数据集解压： 请先运行本命令将挂载数据集解压到data文件夹

In [ ]

!cd data/ && unzip -oq /home/aistudio/data/data138113/Fine-grained.zip

模型测试：更改您想测试的数据集名称即可(注意：每次更改要重启notebook，否则日志会输出到同一个地方)

In [ ]

import sys
sys.path.append('/home/aistudio/work')
import os
import logging
import config
import paddle
from datasets import getDataset
from paddle.io import DataLoader
from models.wsdan import WSDAN
from utils import CenterLoss, AverageMeter, TopKAccuracyMetric, batch_augment

# 修改您想要测试的数据集
config.target_dataset = 'bird'  # it can be 'car', 'bird', 'aircraft'

# logging config
logging.basicConfig(
    filename=os.path.join('/home/aistudio/work/FGVC/' + config.target_dataset + '/ckpt/', 'test.log'),
    filemode='w',
    format='%(asctime)s: %(levelname)s: [%(filename)s:%(lineno)d]: %(message)s',
    level=logging.INFO)
logging.info('Current Testing Model: {}'.format(config.target_dataset))

# read the dataset
train_dataset, val_dataset = getDataset(config.target_dataset, config.input_size)
train_loader, val_loader = DataLoader(train_dataset, batch_size=config.batch_size, shuffle=True, num_workers=config.workers), DataLoader(val_dataset, batch_size=config.batch_size, shuffle=False, num_workers=config.workers)

# output the dataset info
logging.info('Dataset Name:{dataset_name}, Val:[{val_num}]'.format(dataset_name=config.target_dataset, train_num=len(train_dataset), val_num=len(val_dataset)))
logging.info('Batch Size:[{0}], Train Batches:[{1}], Val Batches:[{2}]'.format(config.batch_size, len(train_loader), len(val_loader)))

# loss and metric
loss_container = AverageMeter(name='loss')
raw_metric = TopKAccuracyMetric(topk=(1, 5))
crop_metric = TopKAccuracyMetric(topk=(1, 5))
drop_metric = TopKAccuracyMetric(topk=(1, 5))
num_classes = train_dataset.num_classes

# network
net = WSDAN(num_classes=num_classes, num_attentions=config.num_attentions, net_name=config.net_name, pretrained=False)
feature_center = paddle.zeros(shape=[num_classes, config.num_attentions * net.num_features])
if config.target_dataset == 'bird':
    net_state_dict = paddle.load("work/FGVC/bird/ckpt/bird_model.pdparams")
if config.target_dataset == 'aircraft':
    net_state_dict = paddle.load("work/FGVC/aircraft/ckpt/aircraft_model.pdparams")
if config.target_dataset == 'car':
    net_state_dict = paddle.load("work/FGVC/car/ckpt/car_model.pdparams")
net.set_state_dict(net_state_dict)
net.eval()

# loss function
cross_entropy_loss = paddle.nn.CrossEntropyLoss()
center_loss = CenterLoss()

logs = {}
for i, (X, y) in enumerate(val_loader):
    # Raw Image
    y_pred_raw, _, attention_map = net(X)
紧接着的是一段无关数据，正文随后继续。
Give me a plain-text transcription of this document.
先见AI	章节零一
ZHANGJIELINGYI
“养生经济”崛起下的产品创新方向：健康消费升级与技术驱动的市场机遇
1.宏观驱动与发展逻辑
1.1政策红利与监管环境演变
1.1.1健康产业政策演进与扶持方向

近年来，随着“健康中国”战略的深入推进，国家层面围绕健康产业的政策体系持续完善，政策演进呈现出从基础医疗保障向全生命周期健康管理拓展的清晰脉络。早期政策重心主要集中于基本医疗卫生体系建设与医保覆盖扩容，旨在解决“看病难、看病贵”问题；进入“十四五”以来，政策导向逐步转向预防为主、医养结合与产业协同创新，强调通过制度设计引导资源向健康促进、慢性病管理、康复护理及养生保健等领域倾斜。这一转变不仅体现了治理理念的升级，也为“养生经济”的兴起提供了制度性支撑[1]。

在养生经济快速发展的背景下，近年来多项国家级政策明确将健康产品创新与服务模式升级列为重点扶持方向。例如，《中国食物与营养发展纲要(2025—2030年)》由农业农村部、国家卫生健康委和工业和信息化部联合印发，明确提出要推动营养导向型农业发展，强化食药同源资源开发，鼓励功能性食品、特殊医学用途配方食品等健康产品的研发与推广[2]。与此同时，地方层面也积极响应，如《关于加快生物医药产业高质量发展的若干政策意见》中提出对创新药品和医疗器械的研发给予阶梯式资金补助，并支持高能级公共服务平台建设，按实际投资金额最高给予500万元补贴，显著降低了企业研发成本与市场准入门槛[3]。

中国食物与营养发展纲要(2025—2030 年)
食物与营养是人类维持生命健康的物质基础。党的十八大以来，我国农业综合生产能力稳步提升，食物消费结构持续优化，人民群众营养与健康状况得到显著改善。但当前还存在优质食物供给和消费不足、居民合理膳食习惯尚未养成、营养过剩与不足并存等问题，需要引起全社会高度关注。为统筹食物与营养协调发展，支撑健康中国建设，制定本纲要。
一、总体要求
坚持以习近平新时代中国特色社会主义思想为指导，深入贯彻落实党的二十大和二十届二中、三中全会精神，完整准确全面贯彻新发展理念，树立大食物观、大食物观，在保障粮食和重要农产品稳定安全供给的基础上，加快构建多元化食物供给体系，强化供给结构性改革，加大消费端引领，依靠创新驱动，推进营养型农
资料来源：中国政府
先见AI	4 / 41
    # Object Localization and Refinement
    crop_images = batch_augment(X, attention_map, mode='crop', theta=0.1, padding_ratio=0.05)
    y_pred_crop, _, _ = net(crop_images)

    # Final prediction
    y_pred = (y_pred_raw + y_pred_crop) / 2.

    # loss
    batch_loss = cross_entropy_loss(y_pred, y)
    epoch_loss = loss_container(batch_loss.item())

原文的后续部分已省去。